Why was it opened? Is it that dark web where asassination markets and similar stuff happens?
That market was fake, the report on it is really interesting (but the people submitting to it were real).
Is there a product that will do go through the vast expanse of accounts you have and either delete them or mass-change their passwords? I basically I wish to shrink my online presence as much as possible, but doing it manually would mean finding all the various accounts I have, logging in, trying to close, etc. Seems like good fit for an LLM browser agent.
whenever you conceive of a weapon/tool to use in a time of struggle, make preparation for the possibility it may be siezed and directed against you.
such a product must be crafted to mitigate its own abuse, as well as the original problem.
Another one for the graveyard!
Is this site still updated? Last entries are from 2024, no way Google didn't kill something this year.
I hear the team running the site was laid off.
The people responsible for sacking the people who have been sacked have since been sacked
Looks like it's been updated since you posted this.
I know it's still active because I see someone with that handle posting on bluesky regularly.
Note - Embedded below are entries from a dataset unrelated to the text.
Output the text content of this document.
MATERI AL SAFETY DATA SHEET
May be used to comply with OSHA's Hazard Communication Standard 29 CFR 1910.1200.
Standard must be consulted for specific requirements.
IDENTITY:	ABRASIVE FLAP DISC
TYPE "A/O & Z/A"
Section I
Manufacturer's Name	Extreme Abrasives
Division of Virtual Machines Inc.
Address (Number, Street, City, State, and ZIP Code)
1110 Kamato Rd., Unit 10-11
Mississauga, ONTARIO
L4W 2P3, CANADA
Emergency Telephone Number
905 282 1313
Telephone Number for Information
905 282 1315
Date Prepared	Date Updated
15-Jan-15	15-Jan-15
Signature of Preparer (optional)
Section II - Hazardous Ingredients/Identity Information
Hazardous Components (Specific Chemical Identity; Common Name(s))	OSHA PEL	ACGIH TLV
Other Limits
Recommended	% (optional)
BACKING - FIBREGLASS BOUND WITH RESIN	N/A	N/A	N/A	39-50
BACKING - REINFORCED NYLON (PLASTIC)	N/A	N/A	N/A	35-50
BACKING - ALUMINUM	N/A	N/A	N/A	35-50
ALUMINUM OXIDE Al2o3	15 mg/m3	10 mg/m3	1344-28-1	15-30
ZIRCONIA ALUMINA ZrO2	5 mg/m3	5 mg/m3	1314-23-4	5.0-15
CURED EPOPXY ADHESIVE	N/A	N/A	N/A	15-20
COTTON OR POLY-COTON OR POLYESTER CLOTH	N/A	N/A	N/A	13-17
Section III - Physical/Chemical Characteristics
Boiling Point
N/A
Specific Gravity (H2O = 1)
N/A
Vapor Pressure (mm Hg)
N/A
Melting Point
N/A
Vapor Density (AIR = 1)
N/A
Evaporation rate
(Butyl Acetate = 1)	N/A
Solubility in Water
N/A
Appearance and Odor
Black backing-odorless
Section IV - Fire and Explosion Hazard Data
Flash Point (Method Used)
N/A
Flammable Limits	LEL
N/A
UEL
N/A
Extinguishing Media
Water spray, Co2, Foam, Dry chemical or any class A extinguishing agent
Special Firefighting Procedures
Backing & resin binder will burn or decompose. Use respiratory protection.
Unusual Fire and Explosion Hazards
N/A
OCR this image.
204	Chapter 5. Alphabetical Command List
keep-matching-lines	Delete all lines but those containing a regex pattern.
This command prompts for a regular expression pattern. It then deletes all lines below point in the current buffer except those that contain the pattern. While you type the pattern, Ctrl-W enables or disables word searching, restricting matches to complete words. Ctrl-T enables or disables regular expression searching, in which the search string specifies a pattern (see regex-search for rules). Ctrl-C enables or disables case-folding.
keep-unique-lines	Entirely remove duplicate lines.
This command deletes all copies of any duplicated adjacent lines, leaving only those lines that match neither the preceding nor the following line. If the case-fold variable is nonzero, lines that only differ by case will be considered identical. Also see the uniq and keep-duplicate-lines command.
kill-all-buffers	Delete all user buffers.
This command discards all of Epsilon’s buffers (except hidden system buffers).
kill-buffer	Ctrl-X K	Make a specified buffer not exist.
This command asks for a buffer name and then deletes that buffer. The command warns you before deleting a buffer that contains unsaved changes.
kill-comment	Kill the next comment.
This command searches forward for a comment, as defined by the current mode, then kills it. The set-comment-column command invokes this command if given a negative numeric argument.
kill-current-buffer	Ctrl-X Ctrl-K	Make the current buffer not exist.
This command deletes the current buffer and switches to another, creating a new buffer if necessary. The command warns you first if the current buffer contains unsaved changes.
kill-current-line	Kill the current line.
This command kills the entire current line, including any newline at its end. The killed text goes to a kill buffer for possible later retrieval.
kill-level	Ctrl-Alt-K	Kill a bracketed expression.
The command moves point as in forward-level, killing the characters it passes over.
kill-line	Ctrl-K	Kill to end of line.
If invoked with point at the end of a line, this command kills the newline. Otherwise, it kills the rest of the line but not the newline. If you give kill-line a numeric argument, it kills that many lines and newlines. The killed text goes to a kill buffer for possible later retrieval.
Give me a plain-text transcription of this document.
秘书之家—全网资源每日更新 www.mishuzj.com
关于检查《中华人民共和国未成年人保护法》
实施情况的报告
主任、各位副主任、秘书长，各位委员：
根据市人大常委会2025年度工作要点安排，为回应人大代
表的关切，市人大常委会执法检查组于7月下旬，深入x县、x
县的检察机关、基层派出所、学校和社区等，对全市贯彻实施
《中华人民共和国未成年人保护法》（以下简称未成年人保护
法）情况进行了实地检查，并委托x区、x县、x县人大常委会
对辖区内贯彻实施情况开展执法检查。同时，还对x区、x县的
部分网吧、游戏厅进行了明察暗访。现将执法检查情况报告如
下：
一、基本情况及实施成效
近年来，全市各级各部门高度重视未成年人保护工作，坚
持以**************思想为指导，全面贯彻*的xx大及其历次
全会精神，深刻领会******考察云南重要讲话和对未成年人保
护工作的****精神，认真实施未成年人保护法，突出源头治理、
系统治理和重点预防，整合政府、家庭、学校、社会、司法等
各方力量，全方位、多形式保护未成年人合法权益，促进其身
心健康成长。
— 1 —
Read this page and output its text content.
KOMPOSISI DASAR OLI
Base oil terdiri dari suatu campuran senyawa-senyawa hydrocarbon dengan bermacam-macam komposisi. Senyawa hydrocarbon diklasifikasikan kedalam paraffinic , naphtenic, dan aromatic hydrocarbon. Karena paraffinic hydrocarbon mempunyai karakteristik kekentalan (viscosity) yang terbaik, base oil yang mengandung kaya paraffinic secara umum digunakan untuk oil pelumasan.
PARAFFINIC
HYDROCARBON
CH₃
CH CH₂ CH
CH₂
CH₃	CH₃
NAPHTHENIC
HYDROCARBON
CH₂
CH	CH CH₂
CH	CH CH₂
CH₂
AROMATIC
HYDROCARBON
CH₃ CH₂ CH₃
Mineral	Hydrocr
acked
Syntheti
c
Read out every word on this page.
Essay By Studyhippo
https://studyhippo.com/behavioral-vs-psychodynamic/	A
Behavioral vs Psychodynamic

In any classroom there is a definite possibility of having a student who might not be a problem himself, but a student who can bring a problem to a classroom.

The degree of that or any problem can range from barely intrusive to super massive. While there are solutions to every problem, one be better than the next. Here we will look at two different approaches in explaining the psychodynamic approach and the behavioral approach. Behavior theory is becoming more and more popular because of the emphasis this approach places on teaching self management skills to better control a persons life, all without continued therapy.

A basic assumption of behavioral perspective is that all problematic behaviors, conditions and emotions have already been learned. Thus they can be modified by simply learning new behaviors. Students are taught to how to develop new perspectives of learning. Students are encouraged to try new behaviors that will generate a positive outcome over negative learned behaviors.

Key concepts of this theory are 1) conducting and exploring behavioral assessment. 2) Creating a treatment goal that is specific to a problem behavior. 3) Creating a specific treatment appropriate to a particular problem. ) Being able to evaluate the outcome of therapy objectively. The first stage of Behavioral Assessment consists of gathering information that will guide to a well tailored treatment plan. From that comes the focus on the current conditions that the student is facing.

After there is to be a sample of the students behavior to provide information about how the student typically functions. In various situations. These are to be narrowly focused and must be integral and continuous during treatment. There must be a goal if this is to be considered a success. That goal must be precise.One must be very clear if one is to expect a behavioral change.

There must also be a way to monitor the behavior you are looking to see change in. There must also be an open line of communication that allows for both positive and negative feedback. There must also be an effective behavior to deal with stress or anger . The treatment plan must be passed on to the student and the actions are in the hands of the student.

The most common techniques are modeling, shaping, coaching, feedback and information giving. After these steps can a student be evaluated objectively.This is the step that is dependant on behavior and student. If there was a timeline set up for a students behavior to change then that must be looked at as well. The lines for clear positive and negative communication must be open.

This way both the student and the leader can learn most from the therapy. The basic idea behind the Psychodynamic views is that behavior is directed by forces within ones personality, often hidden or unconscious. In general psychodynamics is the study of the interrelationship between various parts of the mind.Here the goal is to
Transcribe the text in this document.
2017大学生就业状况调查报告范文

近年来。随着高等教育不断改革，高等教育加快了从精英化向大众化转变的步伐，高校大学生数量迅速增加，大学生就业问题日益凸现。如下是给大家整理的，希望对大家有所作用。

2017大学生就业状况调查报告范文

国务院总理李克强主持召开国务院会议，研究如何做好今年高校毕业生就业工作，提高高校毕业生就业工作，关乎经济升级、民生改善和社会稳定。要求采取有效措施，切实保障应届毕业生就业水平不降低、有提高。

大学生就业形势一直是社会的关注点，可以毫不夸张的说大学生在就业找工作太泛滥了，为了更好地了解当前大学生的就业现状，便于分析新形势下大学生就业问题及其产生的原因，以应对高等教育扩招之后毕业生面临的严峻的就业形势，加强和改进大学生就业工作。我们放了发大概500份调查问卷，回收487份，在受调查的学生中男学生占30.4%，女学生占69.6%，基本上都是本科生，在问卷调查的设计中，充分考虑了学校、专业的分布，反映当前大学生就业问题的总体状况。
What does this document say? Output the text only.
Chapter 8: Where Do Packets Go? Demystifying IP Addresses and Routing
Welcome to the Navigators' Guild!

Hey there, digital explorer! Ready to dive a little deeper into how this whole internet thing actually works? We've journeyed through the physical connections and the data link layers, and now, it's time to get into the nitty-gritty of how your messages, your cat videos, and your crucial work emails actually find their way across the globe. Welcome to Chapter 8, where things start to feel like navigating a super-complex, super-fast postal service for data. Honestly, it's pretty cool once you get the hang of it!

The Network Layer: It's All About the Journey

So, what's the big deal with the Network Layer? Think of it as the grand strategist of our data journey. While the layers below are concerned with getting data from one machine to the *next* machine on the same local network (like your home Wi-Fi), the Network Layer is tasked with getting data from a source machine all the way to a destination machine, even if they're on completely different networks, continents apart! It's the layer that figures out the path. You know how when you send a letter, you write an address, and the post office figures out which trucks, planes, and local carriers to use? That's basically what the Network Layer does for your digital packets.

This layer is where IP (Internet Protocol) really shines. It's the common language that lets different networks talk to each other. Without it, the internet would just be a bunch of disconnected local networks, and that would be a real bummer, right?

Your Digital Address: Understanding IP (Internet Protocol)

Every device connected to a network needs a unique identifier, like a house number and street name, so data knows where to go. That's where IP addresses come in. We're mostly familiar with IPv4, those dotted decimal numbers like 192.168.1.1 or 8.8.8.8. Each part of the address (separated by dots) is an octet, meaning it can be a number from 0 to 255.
> While the report offered general information, feedback showed that it didn't provide helpful next steps.
Translation: We don’t actually want to keep spending time, money, and resources on this.
No, not really. The way this worked is that if they detected personal information on a "dark web" (per their definition -- I have no idea what this actually meant) site, they would show you a report that told you which PII was listed, and it was usually things like your fname/lname, address, phone or location. The problem is that it wasn't actionable [because it was the dark web], unlike their current personal data privacy features and data removal tool.
This is one where I don't blame them for killing it because "it" wasn't really even a product -- it was just a very basic, not useful at all, report.
That's not how it reads to me. I think it's more that they feel they can't share enough information to make it useful without compromising their operating methods. Which is an eternal struggle with stuff like that: the bad guys are reading too.
That's my read. That it's not a revenue generator and taking server resources that could go to something that is making them money. They've at least added more things to Google One over the past year which softens the blow.
Doubtful. The issue is probably the service needs to be moved to some framework that isn't deprecated and being turned off, and no one can justify side projects these days that don't sell an AI product.